Breivik: Product of the Internet?
Educated by Wikipedia and World of Warcraft, the Norway mass murderer developed his dangerous philosophy online
OSLO, Norway — Anders Breivik, the Norwegian extremist behind the country’s worst-ever peacetime massacre, spent an entire year immersed in World of Warcraft, an online multi-player fantasy game.
He claims to have used the Internet for 70 percent of what he said was 15,000 hours of self-study. And, on the second day of his trial, he admitted that the Knights Templar National and pan-European Patriotic Resistance Movement he claims to represent was “merely a few individuals,” a likely reference to like-minded people he met on Internet forums.
The deaths of the 77 people Breivik massacred in Norway are sadly all too real. But the killer himself looks more and more like a product of the Internet. As prosecutors skillfully drew out details of Breivik’s failed life in the run-up to the attacks, it seemed that from 2006 — when he wound up his business selling fake diplomas and moved in with his mother — Breivik had retreated into an online world.
In the Internet network of anti-Islamic “ultra-nationalists,” he became the vanguard of the resistance, a martyr and patriotic hero. In World of Warcraft, meanwhile, he was a Justicar Knight, one of the highest levels a web warrior can attain.
“I think this case is resting on unexplored areas,” Randi Rosenqvist, a prominent Norwegian psychiatrist, argued before the trial, suggesting Breivik had succumbed to an Internet version of the group thinking which had, for example, convinced members of post-World War II Germany’s Baader Meinhof gang that it was right to murder political opponents.
“We know about different religious sects, and we know about different political associations, but what about a single man thinking the same things as an organization thinks?” Rosenqvist asked.
“These Internet groups, they are groups in the same way, but previously you had to be in the same place.

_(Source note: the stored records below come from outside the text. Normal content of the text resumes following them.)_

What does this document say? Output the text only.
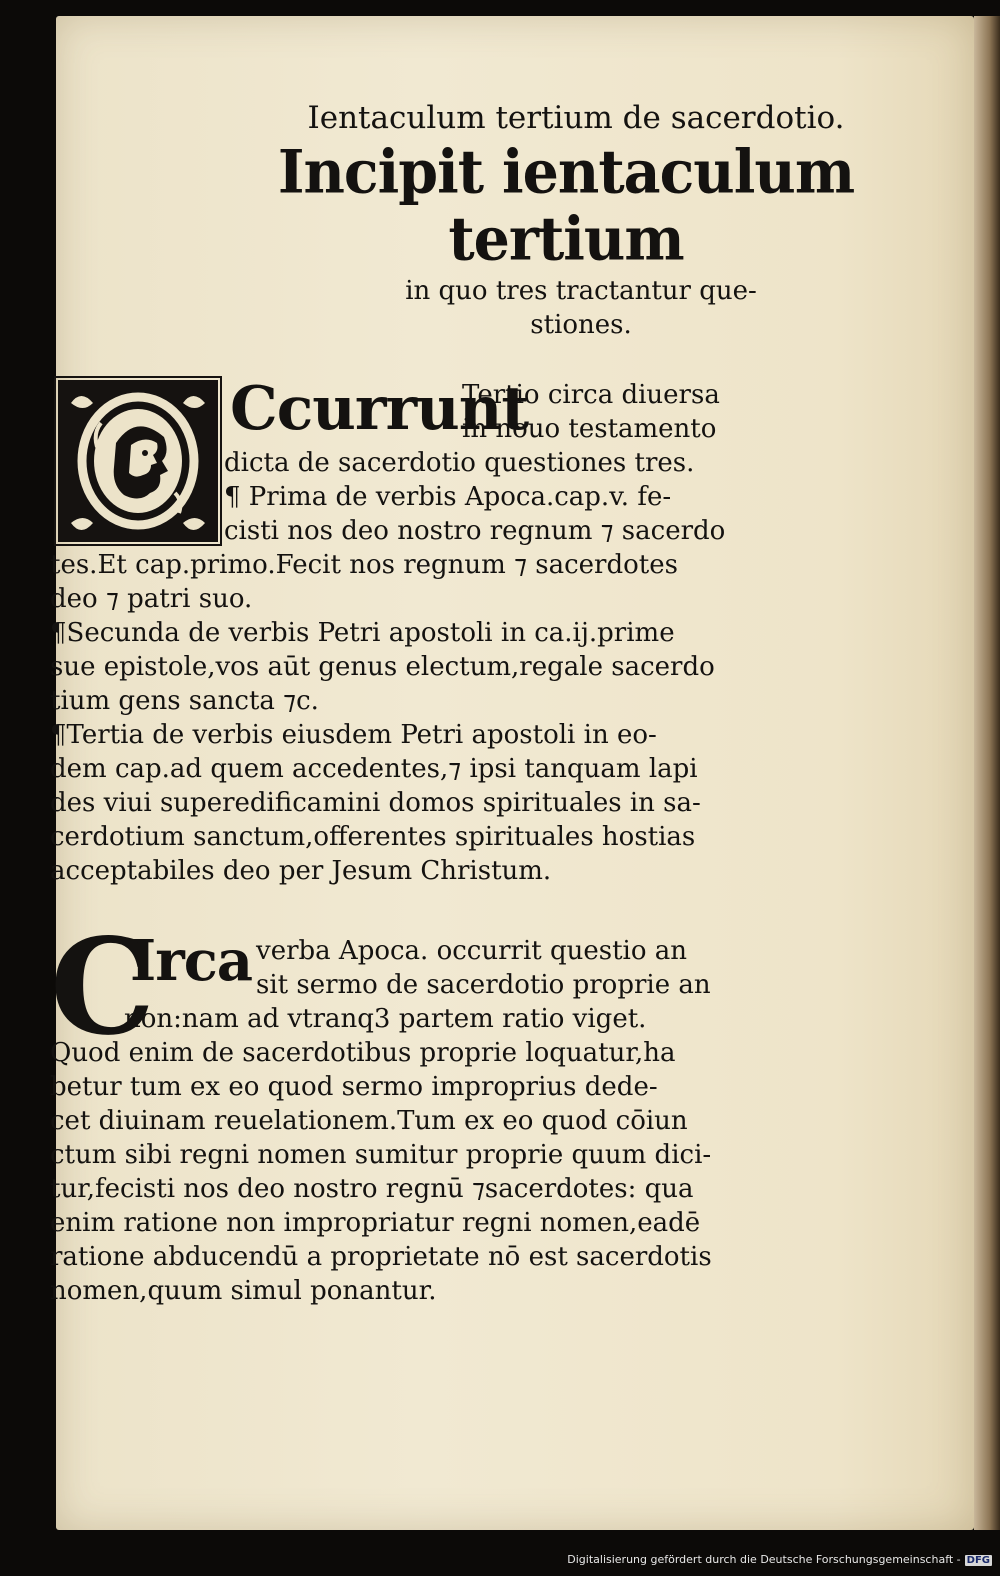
Ientaculum tertium de sacerdotio.
Incipit ientaculum tertium
in quo tres tractantur que-
stiones.
Ccurrunt
Tertio circa diuersa
in nouo testamento
dicta de sacerdotio questiones tres.
¶ Prima de verbis Apoca.cap.v. fe-
cisti nos deo nostro regnum ⁊ sacerdo
tes.Et cap.primo.Fecit nos regnum ⁊ sacerdotes
deo ⁊ patri suo.
¶Secunda de verbis Petri apostoli in ca.ij.prime
sue epistole,vos aūt genus electum,regale sacerdo
tium gens sancta ⁊c.
¶Tertia de verbis eiusdem Petri apostoli in eo-
dem cap.ad quem accedentes,⁊ ipsi tanquam lapi
des viui superedificamini domos spirituales in sa-
cerdotium sanctum,offerentes spirituales hostias
acceptabiles deo per Jesum Christum.
C
Irca verba Apoca. occurrit questio an
sit sermo de sacerdotio proprie an
non:nam ad vtranq3 partem ratio viget.
Quod enim de sacerdotibus proprie loquatur,ha
betur tum ex eo quod sermo improprius dede-
cet diuinam reuelationem.Tum ex eo quod cōiun
ctum sibi regni nomen sumitur proprie quum dici-
tur,fecisti nos deo nostro regnū ⁊sacerdotes: qua
enim ratione non impropriatur regni nomen,eadē
ratione abducendū a proprietate nō est sacerdotis
nomen,quum simul ponantur.
Digitalisierung gefördert durch die Deutsche Forschungsgemeinschaft - DFG
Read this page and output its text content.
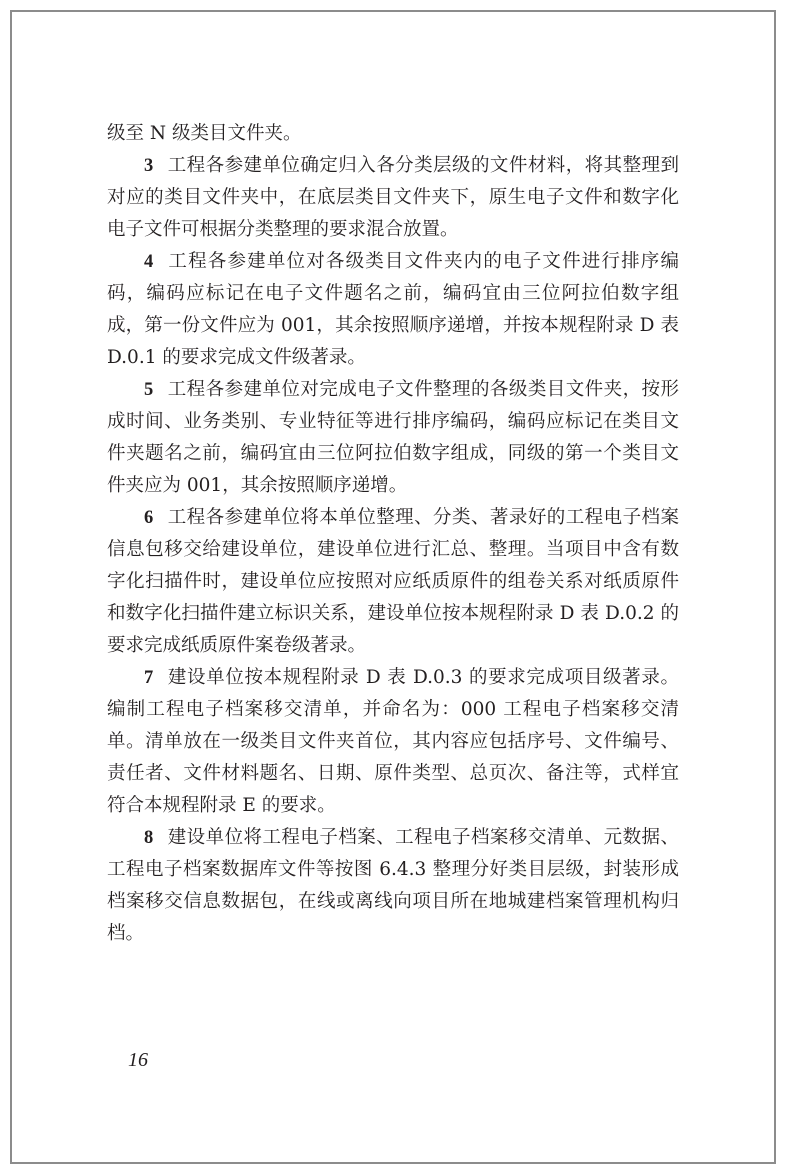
级至 N 级类目文件夹。

3 工程各参建单位确定归入各分类层级的文件材料，将其整理到对应的类目文件夹中，在底层类目文件夹下，原生电子文件和数字化电子文件可根据分类整理的要求混合放置。

4 工程各参建单位对各级类目文件夹内的电子文件进行排序编码，编码应标记在电子文件题名之前，编码宜由三位阿拉伯数字组成，第一份文件应为 001，其余按照顺序递增，并按本规程附录 D 表 D.0.1 的要求完成文件级著录。

5 工程各参建单位对完成电子文件整理的各级类目文件夹，按形成时间、业务类别、专业特征等进行排序编码，编码应标记在类目文件夹题名之前，编码宜由三位阿拉伯数字组成，同级的第一个类目文件夹应为 001，其余按照顺序递增。

6 工程各参建单位将本单位整理、分类、著录好的工程电子档案信息包移交给建设单位，建设单位进行汇总、整理。当项目中含有数字化扫描件时，建设单位应按照对应纸质原件的组卷关系对纸质原件和数字化扫描件建立标识关系，建设单位按本规程附录 D 表 D.0.2 的要求完成纸质原件案卷级著录。

7 建设单位按本规程附录 D 表 D.0.3 的要求完成项目级著录。编制工程电子档案移交清单，并命名为：000 工程电子档案移交清单。清单放在一级类目文件夹首位，其内容应包括序号、文件编号、责任者、文件材料题名、日期、原件类型、总页次、备注等，式样宜符合本规程附录 E 的要求。

8 建设单位将工程电子档案、工程电子档案移交清单、元数据、工程电子档案数据库文件等按图 6.4.3 整理分好类目层级，封装形成档案移交信息数据包，在线或离线向项目所在地城建档案管理机构归档。

16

There is very little academic psychiatry on these types of questions.”
When Breivik engaged in off-line politics, the court heard, he quickly found others recoiling at his extreme views.
“My proposals were slaughtered, so to speak,” he said, of his unsuccessful involvement Norway’s anti-immigration Progress Party, for which he came a lowly 37th in the list of nominees for a seat on Oslo City Council.

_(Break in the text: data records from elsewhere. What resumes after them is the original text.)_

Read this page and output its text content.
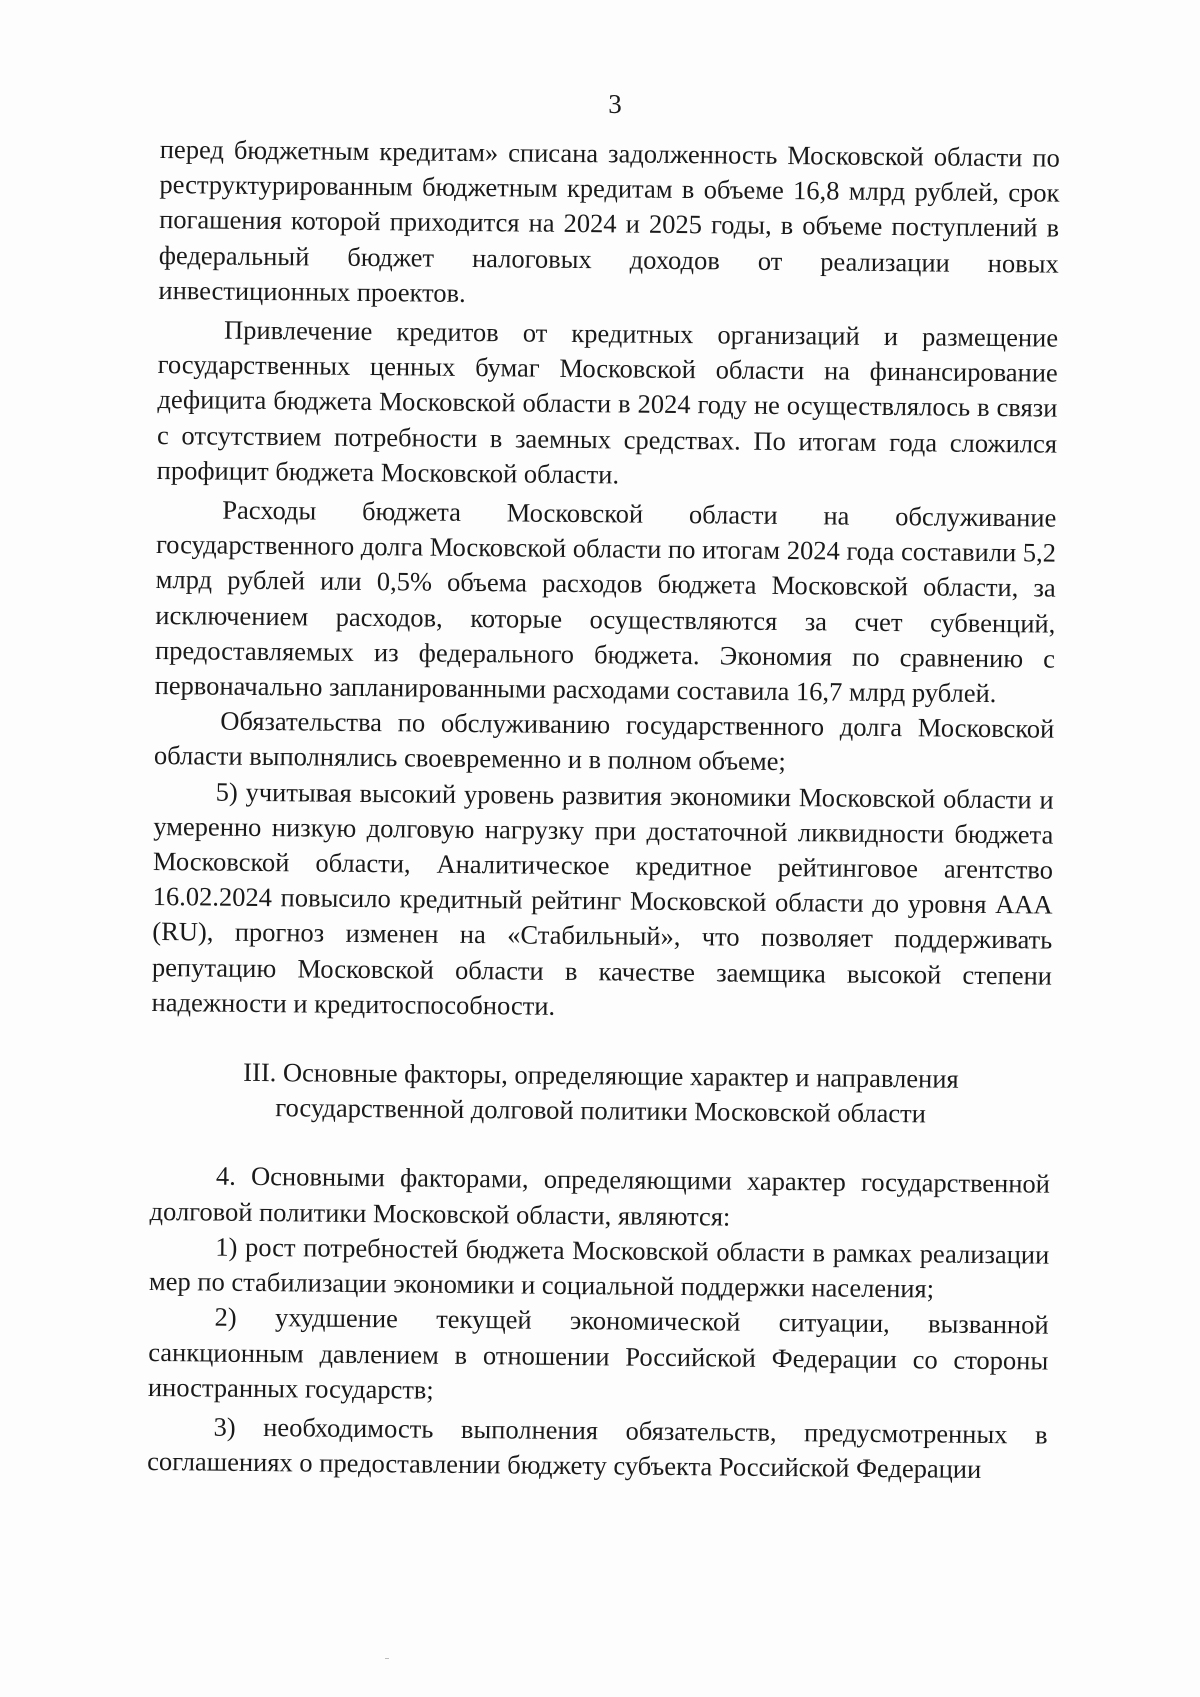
3

перед бюджетным кредитам» списана задолженность Московской области по реструктурированным бюджетным кредитам в объеме 16,8 млрд рублей, срок погашения которой приходится на 2024 и 2025 годы, в объеме поступлений в федеральный бюджет налоговых доходов от реализации новых инвестиционных проектов.

Привлечение кредитов от кредитных организаций и размещение государственных ценных бумаг Московской области на финансирование дефицита бюджета Московской области в 2024 году не осуществлялось в связи с отсутствием потребности в заемных средствах. По итогам года сложился профицит бюджета Московской области.

Расходы бюджета Московской области на обслуживание государственного долга Московской области по итогам 2024 года составили 5,2 млрд рублей или 0,5% объема расходов бюджета Московской области, за исключением расходов, которые осуществляются за счет субвенций, предоставляемых из федерального бюджета. Экономия по сравнению с первоначально запланированными расходами составила 16,7 млрд рублей.

Обязательства по обслуживанию государственного долга Московской области выполнялись своевременно и в полном объеме;

5) учитывая высокий уровень развития экономики Московской области и умеренно низкую долговую нагрузку при достаточной ликвидности бюджета Московской области, Аналитическое кредитное рейтинговое агентство 16.02.2024 повысило кредитный рейтинг Московской области до уровня AAA (RU), прогноз изменен на «Стабильный», что позволяет поддерживать репутацию Московской области в качестве заемщика высокой степени надежности и кредитоспособности.

III. Основные факторы, определяющие характер и направления
государственной долговой политики Московской области

4. Основными факторами, определяющими характер государственной долговой политики Московской области, являются:

1) рост потребностей бюджета Московской области в рамках реализации мер по стабилизации экономики и социальной поддержки населения;

2) ухудшение текущей экономической ситуации, вызванной санкционным давлением в отношении Российской Федерации со стороны иностранных государств;

3) необходимость выполнения обязательств, предусмотренных в соглашениях о предоставлении бюджету субъекта Российской Федерации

“They sold out on so many principles in order to get into power, that I thought they had thrown out the baby with the bathwater.”
But online, he could follow the writings of anti-Islamic extremists with the exact same ideas, developing an extreme doctrine which perhaps more face-to-face meetings would have moderated.

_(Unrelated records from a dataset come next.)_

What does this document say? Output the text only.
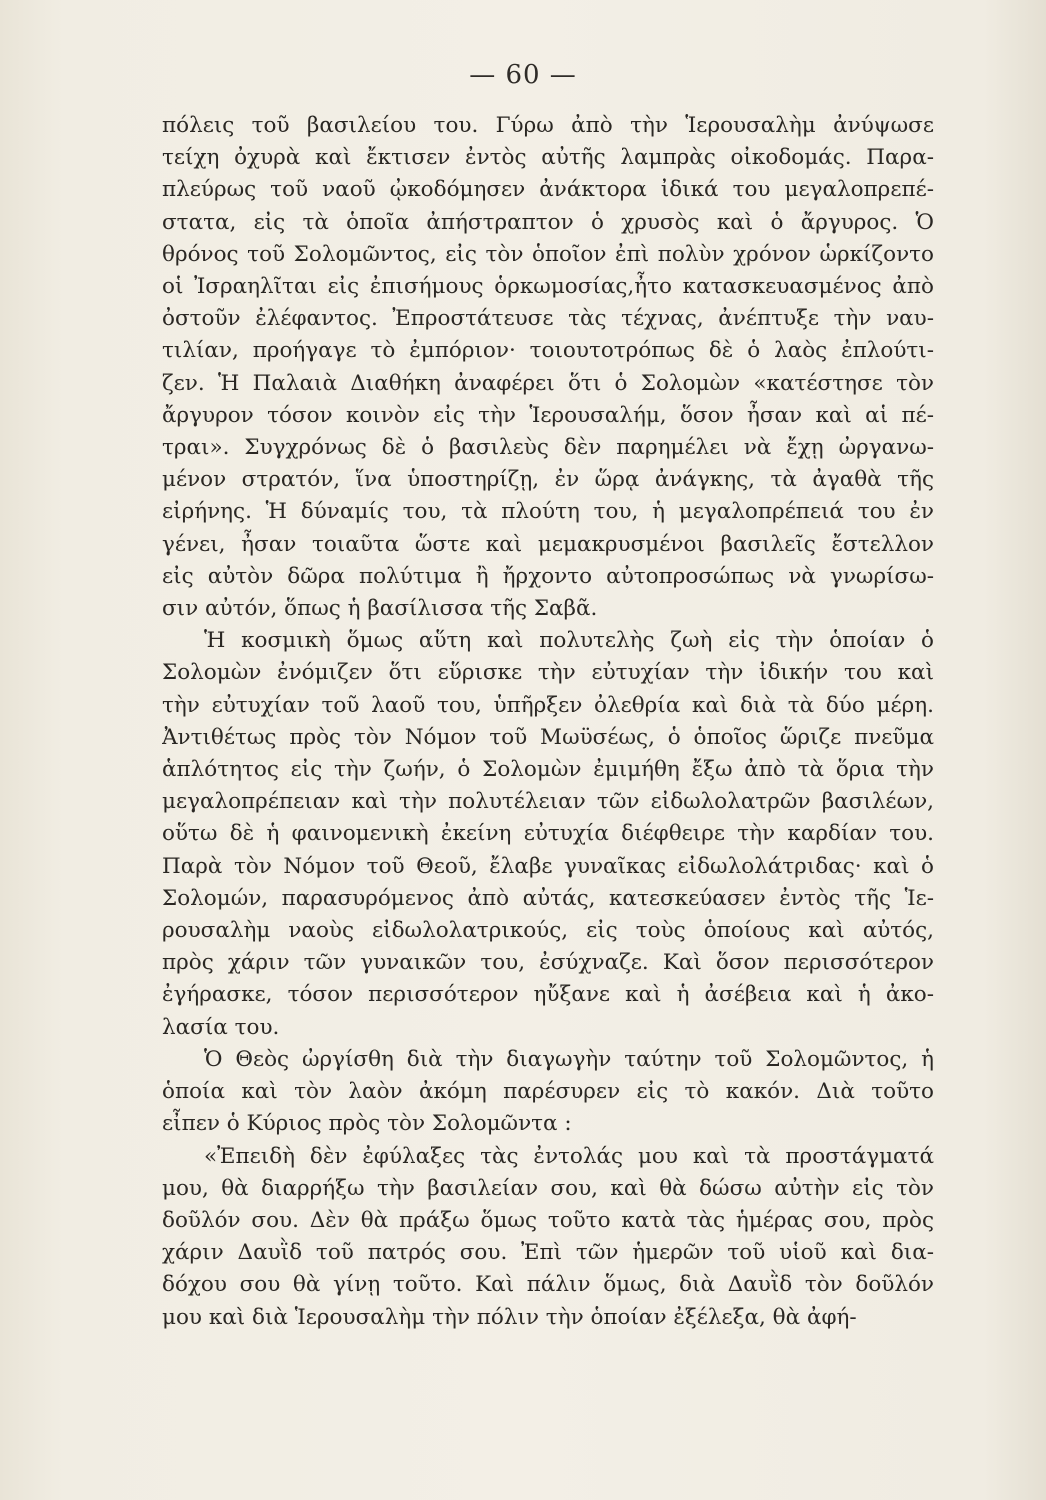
— 60 —
πόλεις τοῦ βασιλείου του. Γύρω ἀπὸ τὴν Ἱερουσαλὴμ ἀνύψωσε
τείχη ὀχυρὰ καὶ ἔκτισεν ἐντὸς αὐτῆς λαμπρὰς οἰκοδομάς. Παρα-
πλεύρως τοῦ ναοῦ ᾠκοδόμησεν ἀνάκτορα ἰδικά του μεγαλοπρεπέ-
στατα, εἰς τὰ ὁποῖα ἀπήστραπτον ὁ χρυσὸς καὶ ὁ ἄργυρος. Ὁ
θρόνος τοῦ Σολομῶντος, εἰς τὸν ὁποῖον ἐπὶ πολὺν χρόνον ὡρκίζοντο
οἱ Ἰσραηλῖται εἰς ἐπισήμους ὁρκωμοσίας,ἦτο κατασκευασμένος ἀπὸ
ὀστοῦν ἐλέφαντος. Ἐπροστάτευσε τὰς τέχνας, ἀνέπτυξε τὴν ναυ-
τιλίαν, προήγαγε τὸ ἐμπόριον· τοιουτοτρόπως δὲ ὁ λαὸς ἐπλούτι-
ζεν. Ἡ Παλαιὰ Διαθήκη ἀναφέρει ὅτι ὁ Σολομὼν «κατέστησε τὸν
ἄργυρον τόσον κοινὸν εἰς τὴν Ἱερουσαλήμ, ὅσον ἦσαν καὶ αἱ πέ-
τραι». Συγχρόνως δὲ ὁ βασιλεὺς δὲν παρημέλει νὰ ἔχῃ ὠργανω-
μένον στρατόν, ἵνα ὑποστηρίζῃ, ἐν ὥρᾳ ἀνάγκης, τὰ ἀγαθὰ τῆς
εἰρήνης. Ἡ δύναμίς του, τὰ πλούτη του, ἡ μεγαλοπρέπειά του ἐν
γένει, ἦσαν τοιαῦτα ὥστε καὶ μεμακρυσμένοι βασιλεῖς ἔστελλον
εἰς αὐτὸν δῶρα πολύτιμα ἢ ἤρχοντο αὐτοπροσώπως νὰ γνωρίσω-
σιν αὐτόν, ὅπως ἡ βασίλισσα τῆς Σαβᾶ.
Ἡ κοσμικὴ ὅμως αὕτη καὶ πολυτελὴς ζωὴ εἰς τὴν ὁποίαν ὁ
Σολομὼν ἐνόμιζεν ὅτι εὕρισκε τὴν εὐτυχίαν τὴν ἰδικήν του καὶ
τὴν εὐτυχίαν τοῦ λαοῦ του, ὑπῆρξεν ὀλεθρία καὶ διὰ τὰ δύο μέρη.
Ἀντιθέτως πρὸς τὸν Νόμον τοῦ Μωϋσέως, ὁ ὁποῖος ὥριζε πνεῦμα
ἁπλότητος εἰς τὴν ζωήν, ὁ Σολομὼν ἐμιμήθη ἔξω ἀπὸ τὰ ὅρια τὴν
μεγαλοπρέπειαν καὶ τὴν πολυτέλειαν τῶν εἰδωλολατρῶν βασιλέων,
οὕτω δὲ ἡ φαινομενικὴ ἐκείνη εὐτυχία διέφθειρε τὴν καρδίαν του.
Παρὰ τὸν Νόμον τοῦ Θεοῦ, ἔλαβε γυναῖκας εἰδωλολάτριδας· καὶ ὁ
Σολομών, παρασυρόμενος ἀπὸ αὐτάς, κατεσκεύασεν ἐντὸς τῆς Ἱε-
ρουσαλὴμ ναοὺς εἰδωλολατρικούς, εἰς τοὺς ὁποίους καὶ αὐτός,
πρὸς χάριν τῶν γυναικῶν του, ἐσύχναζε. Καὶ ὅσον περισσότερον
ἐγήρασκε, τόσον περισσότερον ηὔξανε καὶ ἡ ἀσέβεια καὶ ἡ ἀκο-
λασία του.
Ὁ Θεὸς ὠργίσθη διὰ τὴν διαγωγὴν ταύτην τοῦ Σολομῶντος, ἡ
ὁποία καὶ τὸν λαὸν ἀκόμη παρέσυρεν εἰς τὸ κακόν. Διὰ τοῦτο
εἶπεν ὁ Κύριος πρὸς τὸν Σολομῶντα :
«Ἐπειδὴ δὲν ἐφύλαξες τὰς ἐντολάς μου καὶ τὰ προστάγματά
μου, θὰ διαρρήξω τὴν βασιλείαν σου, καὶ θὰ δώσω αὐτὴν εἰς τὸν
δοῦλόν σου. Δὲν θὰ πράξω ὅμως τοῦτο κατὰ τὰς ἡμέρας σου, πρὸς
χάριν Δαυῒδ τοῦ πατρός σου. Ἐπὶ τῶν ἡμερῶν τοῦ υἱοῦ καὶ δια-
δόχου σου θὰ γίνῃ τοῦτο. Καὶ πάλιν ὅμως, διὰ Δαυῒδ τὸν δοῦλόν
μου καὶ διὰ Ἱερουσαλὴμ τὴν πόλιν τὴν ὁποίαν ἐξέλεξα, θὰ ἀφή-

Breivik’s strange view of European history since World War II, which sees a liberal, Marxist elite taking control and secretly allowing a Muslim incursion, similarly bears the hallmarks of an Internet autodidact.
**Asked by the judge what the main source was for his worldview? His answer was simple: “Wikipedia.”
“I have used Wikipedia the most. The English articles are incredibly rich in information,” he said.**
Breivik, a high-school dropout, said the Internet had allowed him to make up for his lack of formal higher education. The Internet, he argued, had opened access to knowledge, so people no longer needed libraries or universities. He added, with unintentionally comic earnestness, that this had yet to be properly “recognized,” forcing him to cite the 15,000 hours of self-study to underline his credentials.